The first session was a panel discussion where David Powers of Eli Lilly, Mark Bagley of Bristish Telecom and Steve Heck of Getty Images offered their take about Cloud Computing from the enterprise perspective. They discussed about the expectations and concerns of enterprises as they approach the idea of using the Clouds. Some of the takeaways from the session includes
- Companies have some expectations about how the cloud providers manage their infrastructure and its security. They are eager to know more about their operations before they commit to a provider.
- Even if the costs are not a major advantage, like McvKinsey Report tries to claim, the panelists felt that the speed of deployment advantage itself is good enough reason to move to clouds
- McKinsey Report was debunked using the Rental Car analogy put forward by Joe Weinman of AT&T. Panelists seemed to agree with this comparison
- It was felt that time to market is the key and Cloud plays a big role here
- David Powers nailed it about the question of putting the critical data on the Clouds. It is the mental shift stupid.
After the panel discussions, the first set of companies offered their presentations under the session title Cloud Platforms. I was pretty interested in this session because two of the Open Source companies presented here. The three companies that presented in this session are Abiquo, Eucalyptus and Zimory.
I will list out some interesting titbits from the vendor presentations here.
Abiquo: Looks like they are the onloy company to support Open Virtualization Format. They support Open Source and Open Architecture. They plan to make money by offering support services and some premium offerings. The installation of their software can be done in under 2 minutes.
Eucalyptus: The Open Source company incubated in the Univerisyt of California, Santa Barbara is now a commercial entity. They support multiple APIs including Amazon. Under Linux, it can be installed under 5 steps. They are pretty excited about Ubuntu’s move.
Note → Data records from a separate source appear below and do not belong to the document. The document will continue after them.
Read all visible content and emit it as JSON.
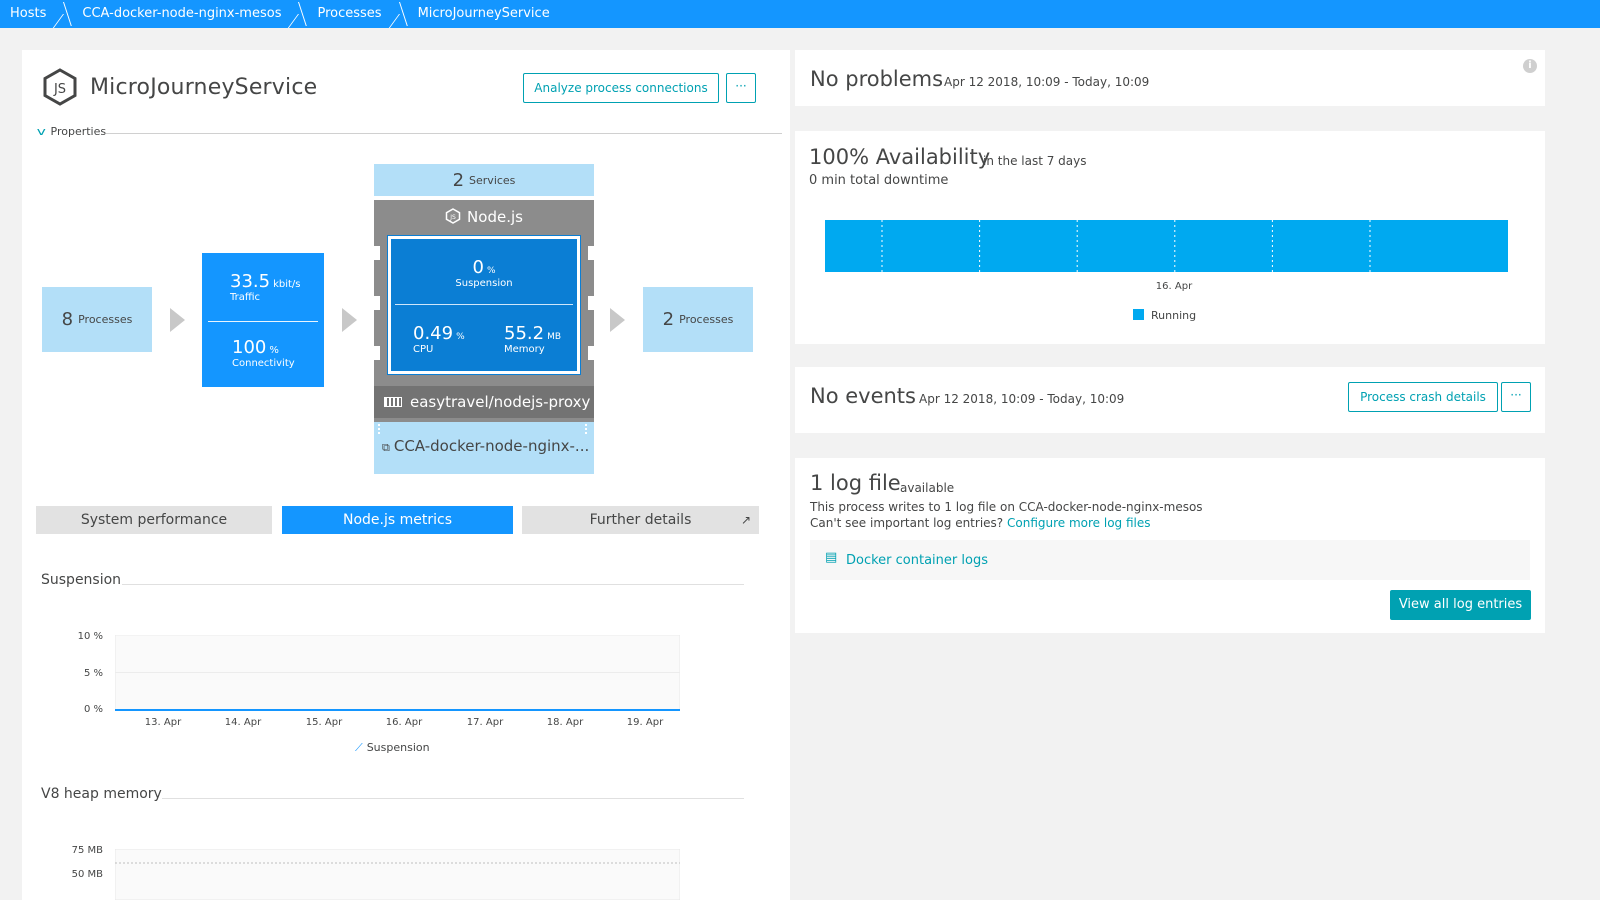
{
  "breadcrumb": [
    "Hosts",
    "CCA-docker-node-nginx-mesos",
    "Processes",
    "MicroJourneyService"
  ],
  "process": {
    "name": "MicroJourneyService",
    "analyze_label": "Analyze process connections",
    "more_label": "···",
    "properties_label": "Properties"
  },
  "topology": {
    "callers": {
      "value": "8",
      "unit": "Processes"
    },
    "traffic": {
      "value": "33.5",
      "unit": "kbit/s",
      "label": "Traffic"
    },
    "connectivity": {
      "value": "100",
      "unit": "%",
      "label": "Connectivity"
    },
    "services": {
      "value": "2",
      "unit": "Services"
    },
    "technology": "Node.js",
    "suspension": {
      "value": "0",
      "unit": "%",
      "label": "Suspension"
    },
    "cpu": {
      "value": "0.49",
      "unit": "%",
      "label": "CPU"
    },
    "memory": {
      "value": "55.2",
      "unit": "MB",
      "label": "Memory"
    },
    "image": "easytravel/nodejs-proxy",
    "host": "CCA-docker-node-nginx-...",
    "callees": {
      "value": "2",
      "unit": "Processes"
    }
  },
  "tabs": [
    "System performance",
    "Node.js metrics",
    "Further details"
  ],
  "charts": {
    "suspension": {
      "title": "Suspension",
      "legend": "Suspension",
      "yticks": [
        "10 %",
        "5 %",
        "0 %"
      ],
      "xticks": [
        "13. Apr",
        "14. Apr",
        "15. Apr",
        "16. Apr",
        "17. Apr",
        "18. Apr",
        "19. Apr"
      ]
    },
    "heap": {
      "title": "V8 heap memory",
      "yticks": [
        "75 MB",
        "50 MB"
      ]
    }
  },
  "chart_data": [
    {
      "type": "line",
      "title": "Suspension",
      "x": [
        "13. Apr",
        "14. Apr",
        "15. Apr",
        "16. Apr",
        "17. Apr",
        "18. Apr",
        "19. Apr"
      ],
      "series": [
        {
          "name": "Suspension",
          "values": [
            0,
            0,
            0,
            0,
            0,
            0,
            0
          ]
        }
      ],
      "ylim": [
        0,
        10
      ],
      "ylabel": ""
    },
    {
      "type": "bar",
      "title": "100% Availability",
      "categories": [
        "16. Apr"
      ],
      "series": [
        {
          "name": "Running",
          "values": [
            100
          ]
        }
      ]
    }
  ],
  "problems": {
    "title": "No problems",
    "range": "Apr 12 2018, 10:09 - Today, 10:09",
    "info": "i"
  },
  "availability": {
    "title": "100% Availability",
    "period": "in the last 7 days",
    "downtime": "0 min total downtime",
    "xtick": "16. Apr",
    "legend": "Running",
    "color": "#00a9f0"
  },
  "events": {
    "title": "No events",
    "range": "Apr 12 2018, 10:09 - Today, 10:09",
    "crash_label": "Process crash details",
    "more_label": "···"
  },
  "logs": {
    "title": "1 log file",
    "status": "available",
    "desc": "This process writes to 1 log file on CCA-docker-node-nginx-mesos",
    "question": "Can't see important log entries?",
    "configure": "Configure more log files",
    "entry": "Docker container logs",
    "view_all": "View all log entries"
  }
}
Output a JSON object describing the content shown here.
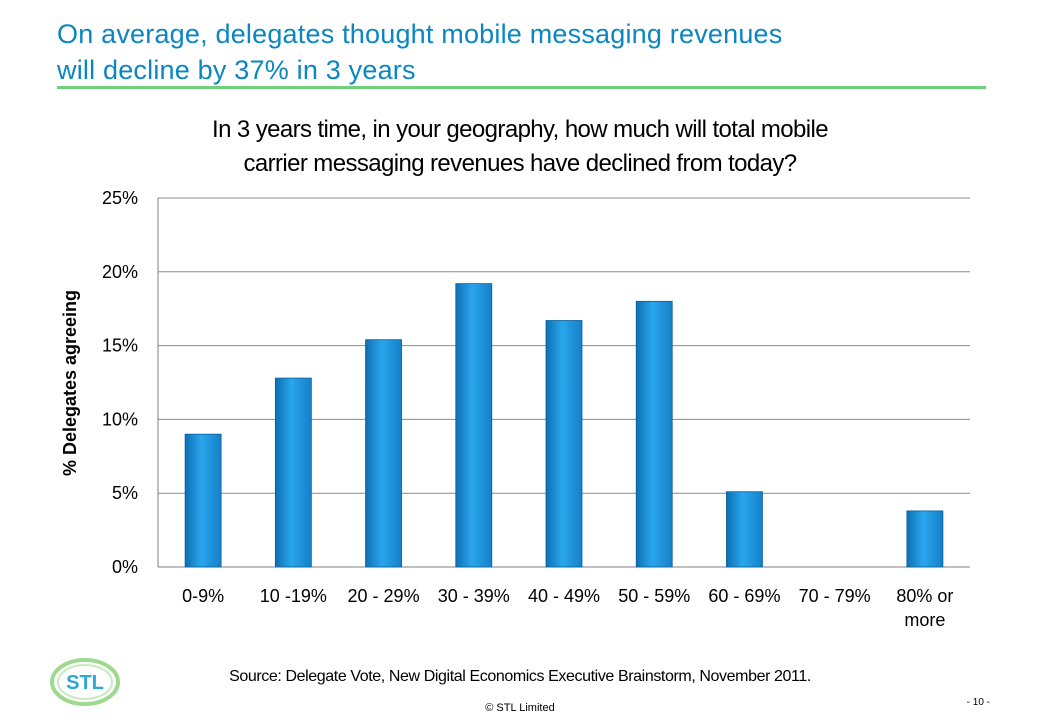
{
  "slide": {
    "title_line1": "On average, delegates thought mobile messaging revenues",
    "title_line2": "will decline by 37% in 3 years",
    "accent_color": "#0a86c2",
    "rule_color": "#70cf7a",
    "source": "Source: Delegate Vote, New Digital Economics Executive Brainstorm, November 2011.",
    "page_number": "- 10 -",
    "copyright": "© STL Limited",
    "logo_text": "STL",
    "logo_color": "#2aa8d8"
  },
  "chart_data": {
    "type": "bar",
    "title_line1": "In 3 years time, in your geography, how much will total mobile",
    "title_line2": "carrier messaging revenues have declined from today?",
    "xlabel": "",
    "ylabel": "% Delegates agreeing",
    "categories": [
      [
        "0-9%"
      ],
      [
        "10 -19%"
      ],
      [
        "20 - 29%"
      ],
      [
        "30 - 39%"
      ],
      [
        "40 - 49%"
      ],
      [
        "50 - 59%"
      ],
      [
        "60 - 69%"
      ],
      [
        "70 - 79%"
      ],
      [
        "80% or",
        "more"
      ]
    ],
    "values": [
      9.0,
      12.8,
      15.4,
      19.2,
      16.7,
      18.0,
      5.1,
      0,
      3.8
    ],
    "ylim": [
      0,
      25
    ],
    "yticks": [
      0,
      5,
      10,
      15,
      20,
      25
    ],
    "ytick_labels": [
      "0%",
      "5%",
      "10%",
      "15%",
      "20%",
      "25%"
    ],
    "grid": true,
    "bar_color": "#1a8fd6"
  }
}
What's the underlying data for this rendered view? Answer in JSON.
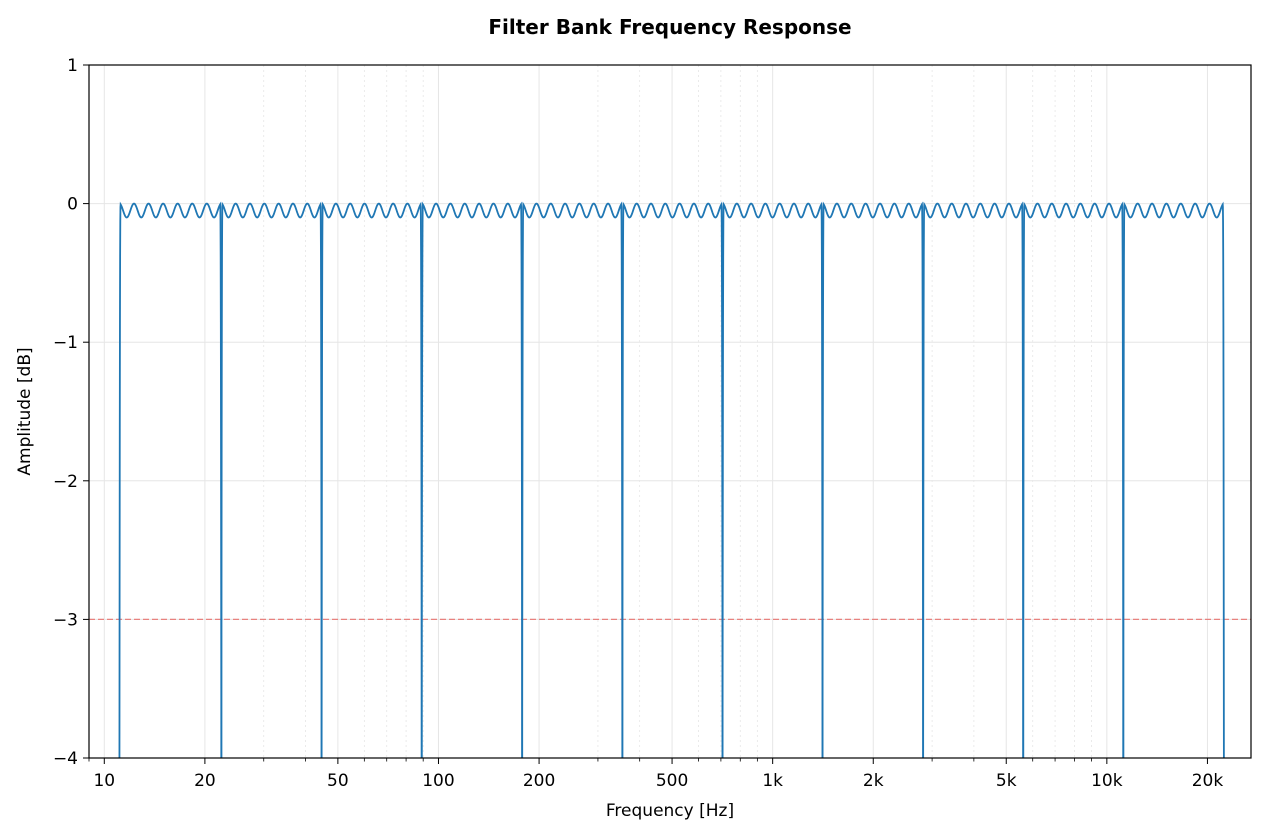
{
  "chart_data": {
    "type": "line",
    "title": "Filter Bank Frequency Response",
    "xlabel": "Frequency [Hz]",
    "ylabel": "Amplitude [dB]",
    "x_scale": "log",
    "xlim": [
      9,
      27000
    ],
    "ylim": [
      -4,
      1
    ],
    "grid": true,
    "x_ticks": [
      {
        "value": 10,
        "label": "10"
      },
      {
        "value": 20,
        "label": "20"
      },
      {
        "value": 50,
        "label": "50"
      },
      {
        "value": 100,
        "label": "100"
      },
      {
        "value": 200,
        "label": "200"
      },
      {
        "value": 500,
        "label": "500"
      },
      {
        "value": 1000,
        "label": "1k"
      },
      {
        "value": 2000,
        "label": "2k"
      },
      {
        "value": 5000,
        "label": "5k"
      },
      {
        "value": 10000,
        "label": "10k"
      },
      {
        "value": 20000,
        "label": "20k"
      }
    ],
    "y_ticks": [
      {
        "value": 1,
        "label": "1"
      },
      {
        "value": 0,
        "label": "0"
      },
      {
        "value": -1,
        "label": "−1"
      },
      {
        "value": -2,
        "label": "−2"
      },
      {
        "value": -3,
        "label": "−3"
      },
      {
        "value": -4,
        "label": "−4"
      }
    ],
    "reference_line": {
      "y": -3,
      "color": "#e8827f",
      "style": "dashed"
    },
    "series": [
      {
        "color": "#1f77b4",
        "band_edges_hz": [
          11.1,
          22.4,
          44.7,
          89.1,
          178,
          355,
          708,
          1410,
          2820,
          5620,
          11200,
          22400
        ],
        "passband_ripple_db": 0.1,
        "ripple_cycles_per_band": 7
      }
    ]
  },
  "colors": {
    "line": "#1f77b4",
    "reference": "#e8827f",
    "grid": "#e6e6e6",
    "axes": "#000000"
  }
}
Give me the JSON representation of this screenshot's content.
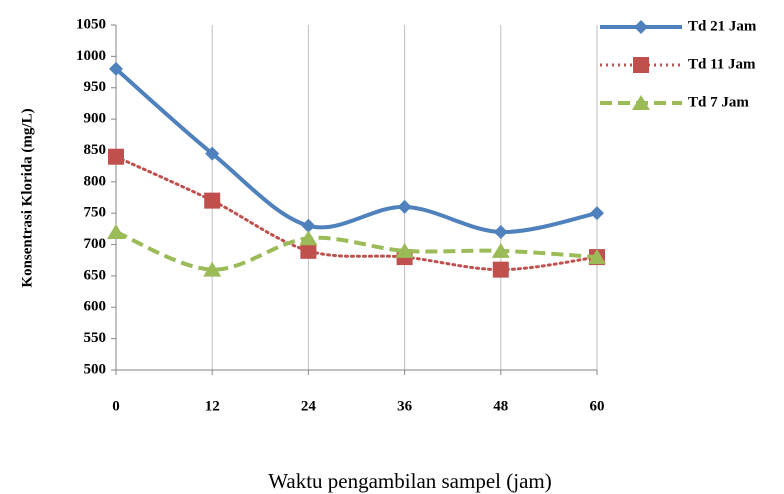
{
  "chart_data": {
    "type": "line",
    "x_label": "Waktu pengambilan sampel (jam)",
    "y_label": "Konsentrasi Klorida (mg/L)",
    "x": [
      0,
      12,
      24,
      36,
      48,
      60
    ],
    "series": [
      {
        "name": "Td 21 Jam",
        "color": "#4f81bd",
        "marker": "diamond",
        "dash": "solid",
        "values": [
          980,
          845,
          730,
          760,
          720,
          750
        ]
      },
      {
        "name": "Td 11 Jam",
        "color": "#c0504d",
        "marker": "square",
        "dash": "dotted",
        "values": [
          840,
          770,
          690,
          680,
          660,
          680
        ]
      },
      {
        "name": "Td 7 Jam",
        "color": "#9bbb59",
        "marker": "triangle",
        "dash": "dashed",
        "values": [
          720,
          660,
          710,
          690,
          690,
          680
        ]
      }
    ],
    "xlim": [
      0,
      60
    ],
    "xticks": [
      0,
      12,
      24,
      36,
      48,
      60
    ],
    "ylim": [
      500,
      1050
    ],
    "yticks": [
      500,
      550,
      600,
      650,
      700,
      750,
      800,
      850,
      900,
      950,
      1000,
      1050
    ],
    "grid": "x",
    "legend": "right"
  }
}
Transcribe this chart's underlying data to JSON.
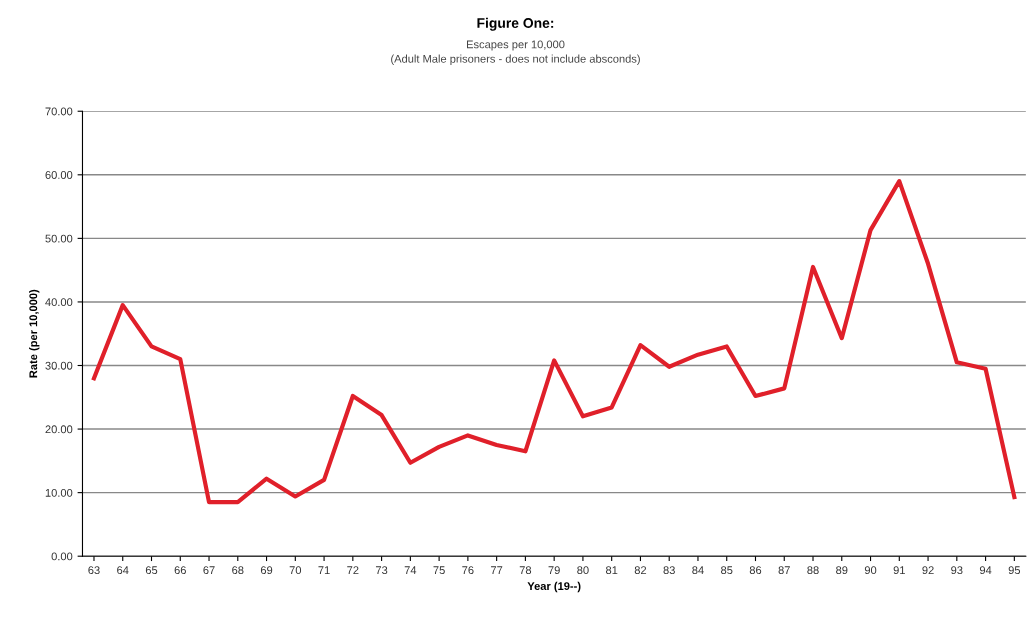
{
  "chart_data": {
    "type": "line",
    "title": "Figure One:",
    "subtitle": "Escapes per 10,000\n(Adult Male prisoners - does not include absconds)",
    "xlabel": "Year (19--)",
    "ylabel": "Rate (per 10,000)",
    "categories": [
      "63",
      "64",
      "65",
      "66",
      "67",
      "68",
      "69",
      "70",
      "71",
      "72",
      "73",
      "74",
      "75",
      "76",
      "77",
      "78",
      "79",
      "80",
      "81",
      "82",
      "83",
      "84",
      "85",
      "86",
      "87",
      "88",
      "89",
      "90",
      "91",
      "92",
      "93",
      "94",
      "95"
    ],
    "series": [
      {
        "color": "#e0202a",
        "values": [
          28,
          39.5,
          33,
          31,
          8.5,
          8.5,
          12.2,
          9.4,
          12,
          25.2,
          22.2,
          14.7,
          17.2,
          19,
          17.5,
          16.5,
          30.8,
          22,
          23.4,
          33.2,
          29.8,
          31.7,
          33,
          25.2,
          26.4,
          45.5,
          34.3,
          51.3,
          59,
          46,
          30.5,
          29.5,
          9.3
        ]
      }
    ],
    "ylim": [
      0,
      70
    ],
    "yticks": [
      {
        "value": 0,
        "label": "0.00"
      },
      {
        "value": 10,
        "label": "10.00"
      },
      {
        "value": 20,
        "label": "20.00"
      },
      {
        "value": 30,
        "label": "30.00"
      },
      {
        "value": 40,
        "label": "40.00"
      },
      {
        "value": 50,
        "label": "50.00"
      },
      {
        "value": 60,
        "label": "60.00"
      },
      {
        "value": 70,
        "label": "70.00"
      }
    ],
    "grid": "y",
    "legend": false,
    "marker": "none",
    "line_style": "solid"
  }
}
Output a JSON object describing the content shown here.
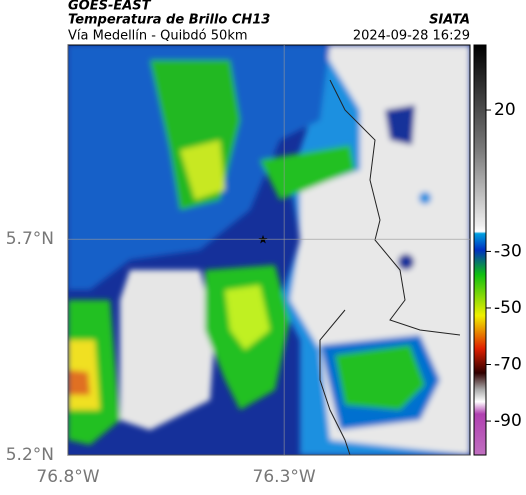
{
  "header": {
    "source": "GOES-EAST",
    "title": "Temperatura de Brillo CH13",
    "org": "SIATA",
    "route": "Vía Medellín - Quibdó 50km",
    "timestamp": "2024-09-28 16:29"
  },
  "map": {
    "xlim": [
      -76.8,
      -75.87
    ],
    "ylim": [
      5.2,
      6.15
    ],
    "xticks": [
      {
        "value": -76.8,
        "label": "76.8°W"
      },
      {
        "value": -76.3,
        "label": "76.3°W"
      }
    ],
    "yticks": [
      {
        "value": 5.2,
        "label": "5.2°N"
      },
      {
        "value": 5.7,
        "label": "5.7°N"
      }
    ]
  },
  "colorbar": {
    "lim": [
      -102,
      43
    ],
    "ticks": [
      20,
      -30,
      -50,
      -70,
      -90
    ]
  }
}
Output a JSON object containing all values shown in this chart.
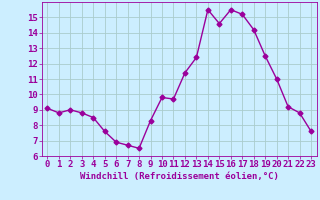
{
  "x": [
    0,
    1,
    2,
    3,
    4,
    5,
    6,
    7,
    8,
    9,
    10,
    11,
    12,
    13,
    14,
    15,
    16,
    17,
    18,
    19,
    20,
    21,
    22,
    23
  ],
  "y": [
    9.1,
    8.8,
    9.0,
    8.8,
    8.5,
    7.6,
    6.9,
    6.7,
    6.5,
    8.3,
    9.8,
    9.7,
    11.4,
    12.4,
    15.5,
    14.6,
    15.5,
    15.2,
    14.2,
    12.5,
    11.0,
    9.2,
    8.8,
    7.6
  ],
  "line_color": "#9b009b",
  "marker": "D",
  "marker_size": 2.5,
  "bg_color": "#cceeff",
  "grid_color": "#aacccc",
  "xlabel": "Windchill (Refroidissement éolien,°C)",
  "xlabel_fontsize": 6.5,
  "tick_fontsize": 6.5,
  "ylim": [
    6,
    16
  ],
  "xlim": [
    -0.5,
    23.5
  ],
  "yticks": [
    6,
    7,
    8,
    9,
    10,
    11,
    12,
    13,
    14,
    15
  ],
  "xticks": [
    0,
    1,
    2,
    3,
    4,
    5,
    6,
    7,
    8,
    9,
    10,
    11,
    12,
    13,
    14,
    15,
    16,
    17,
    18,
    19,
    20,
    21,
    22,
    23
  ]
}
Zimory: They are not an Open Source company unlike the previous two but they have an unique offering. They help manage computing capacities. The interesting part is they also act as a marketplace for companies to buy and sell computing resources. It is possible to manage internal and external resources. The interesting titbit, which was aptly noted and termed forward thinking by one of the judges, is that it is possible for enterprises to share unused resources with other enterprises who are in need of such resources. In a way, they can help every enterprise do what Amazon is doing, selling the unused resources and make some extra bucks.